Um telescópio realiza a observação que Einstein considerava impossível

‘Hubble’ calcula a massa de uma estrela graças a um efeito óptico previsto há mais de 80 anos

Em dezembro de 1936, quase a contragosto, Albert Einstein decidiu escrever à revista Science para publicar “alguns pequenos cálculos” que tinha feito a pedido de um astrônomo amador. Era o tcheco Rudi Mandl, que o havia visitado para lhe contar sua teoria de que as estrelas atuam como lupas que concentram a luz de outras estrelas, e que esse excesso de radiação poderia ter causado a extinção dos dinossauros.

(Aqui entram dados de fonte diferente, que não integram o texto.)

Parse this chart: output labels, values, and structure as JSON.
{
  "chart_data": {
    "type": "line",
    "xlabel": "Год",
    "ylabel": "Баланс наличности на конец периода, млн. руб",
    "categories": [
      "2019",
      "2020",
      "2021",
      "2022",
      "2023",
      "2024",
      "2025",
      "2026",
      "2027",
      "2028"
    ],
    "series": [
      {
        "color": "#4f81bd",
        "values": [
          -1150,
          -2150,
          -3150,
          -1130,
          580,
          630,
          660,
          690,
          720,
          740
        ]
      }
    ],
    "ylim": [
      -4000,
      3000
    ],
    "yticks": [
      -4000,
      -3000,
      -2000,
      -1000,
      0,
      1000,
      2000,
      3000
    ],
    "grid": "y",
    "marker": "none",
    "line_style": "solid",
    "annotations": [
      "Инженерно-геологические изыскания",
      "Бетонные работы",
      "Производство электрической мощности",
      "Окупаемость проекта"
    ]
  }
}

Em pouco mais de meia página, o físico alemão descreveu o fundamento físico por trás desse fenômeno. De acordo com a teoria da relatividade, a massa de uma estrela curva o espaço e o tempo a seu redor. Assim, os fótons de outro astro, alinhado exatamente atrás, se desviam e se concentram para formar um vistoso círculo de luz em torno da estrela em primeiro plano. “Naturalmente”, escreveu o ganhador do Nobel de Física em 1921, “não há nenhuma esperança de observar esse fenômeno”.

Em um estudo publicado nesta quarta-feira na Science, um grupo de astrônomos utiliza esse efeito óptico, conhecido como lente gravitacional, para medir pela primeira vez a massa de uma estrela moribunda. Trata-se de uma anã branca que também era objeto de outra polêmica entre astrofísicos sobre a relação entre o raio e a massa das estrelas, cuja descoberta valeu o prêmio Nobel de Física ao indiano Subrahmanyan Chandrasekhar em 1983.